Title: Hypercoagulability  
Author: World Heritage Encyclopedia
Language: English
Subject: Amaurosis fugax, Virchow's triad, Paraneoplastic syndrome
Collection:
Publisher: World Heritage Encyclopedia
Publication
Date:
 

Hypercoagulability

Thrombophilia
Classification and external resources
10 9 OMIM DiseasesDB eMedicine MeSH D019851

Thrombophilia (sometimes hypercoagulability or a prothrombotic state) is an abnormality of blood coagulation that increases the risk of thrombosis (blood clots in blood vessels).[1][2] Such abnormalities can be identified in 50% of people who have an episode of thrombosis (such as deep vein thrombosis in the leg) that was not provoked by other causes.[3] A significant proportion of the population has a detectable abnormality, but most of these only develop thrombosis in the presence of an additional risk factor.[2]

There is no specific treatment for most thrombophilias, but recurrent episodes of thrombosis may be an indication for long-term preventative anticoagulation.[2] The first major form of thrombophilia, antithrombin deficiency, was identified in 1965, while the most common abnormalities (including factor V Leiden) were described in the 1990s.[4][5]

Signs and symptoms

The most common conditions associated with thrombophilia are deep vein thrombosis (DVT) and pulmonary embolism (PE), which are referred to collectively as venous thromboembolism (VTE).

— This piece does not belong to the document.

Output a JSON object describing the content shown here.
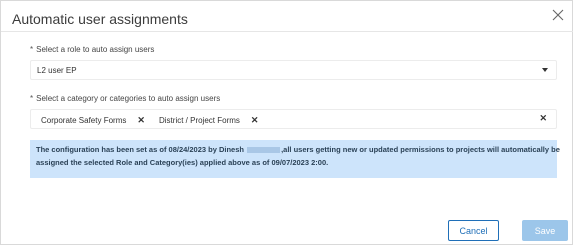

DVT usually occurs in the legs, and is characterized by pain, swelling and redness of the limb. It may lead to long-term swelling and heaviness due to damage to valves in the veins.[6] The clot may also break off and migrate (embolize) to arteries in the lungs. Depending on the size and the location of the clot, this may lead to sudden-onset shortness of breath, chest pain, palpitations and may be complicated by collapse, shock and cardiac arrest.[2][7]

Venous thrombosis may also occur in more unusual places: in the veins of the brain, liver (portal vein thrombosis and hepatic vein thrombosis), mesenteric vein, kidney (renal vein thrombosis) and the veins of the arms.[2] Whether thrombophilia also increases the risk of arterial thrombosis (which is the underlying cause of heart attacks and strokes) is less well established.[2][8][9]

Thrombophilia has been linked to recurrent miscarriage,[10] and possibly various complications of pregnancy such as intrauterine growth restriction, stillbirth, severe pre-eclampsia and abruptio placentae.[2]

Protein C deficiency may cause purpura fulminans, a severe clotting disorder in the newborn that leads to both tissue death and bleeding into the skin and other organs. The condition has also been described in adults. Protein C and protein S deficiency have also been associated with an increased risk of skin necrosis on commencing anticoagulant treatment with warfarin or related drugs.[2][11]

Causes

Thrombophilia can be congenital or acquired. Congenital thrombophilia refers to inborn conditions (and usually hereditary, in which case "hereditary thrombophilia" may be used) that increase the tendency to develop thrombosis, while, on the other hand, acquired thrombophilia refers to conditions that arise later in life.

Congenital

The most common types of congenital thrombophilia are those that arise as a result of overactivity of coagulation factors. They are relatively mild, and are therefore classified as "type II" defects.[12] The most common ones are factor V Leiden (a mutation in the F5 gene at position 1691) and prothrombin G20210A, a mutation in prothrombin (at position 20210 in the 3' untranslated region of the gene).[1][13]

The rare forms of congenital thrombophilia are typically caused by a deficiency of natural anticoagulants. They are classified as "type I" and are more severe in their propensity to cause thrombosis.[12] The main ones are antithrombin III deficiency, protein C deficiency and protein S deficiency.[1][13] Milder rare congenital thrombophilias are factor XIII mutation[13] and familial dysfibrinogenemia (an abnormal fibrinogen).[13] It is unclear whether congenital disorders of fibrinolysis (the system that destroys clots) are major contributors to thrombosis risk.[12] Congenital deficiency of plasminogen, for instance, mainly causes eye symptoms and sometimes problems in other organs, but the link with thrombosis has been more uncertain.[14]

Blood group determines thrombosis risk to a significant extent. Those with blood groups other than type O are at a two- to fourfold relative risk. Those with type O have lower levels of the blood protein von Willebrand factor as well as factor VIII, which confers protection from thrombosis.[5]

Acquired

A number of acquired conditions augment the risk of thrombosis. A prominent example is antiphospholipid syndrome,[1][13] which is caused by antibodies against constituents of the cell membrane, particularly lupus anticoagulant (first found in people with the disease systemic lupus erythematosus but often detected in people without the disease), anti-cardiolipin antibodies, and anti-β2-glycoprotein 1 antibodies; it is therefore regarded as an autoimmune disease. In some cases antiphospholipid syndrome can cause arterial as well as venous thrombosis. It is also more strongly associated with miscarriage, and can cause a number of other symptoms (such as livedo reticularis of the skin and migraine).[15]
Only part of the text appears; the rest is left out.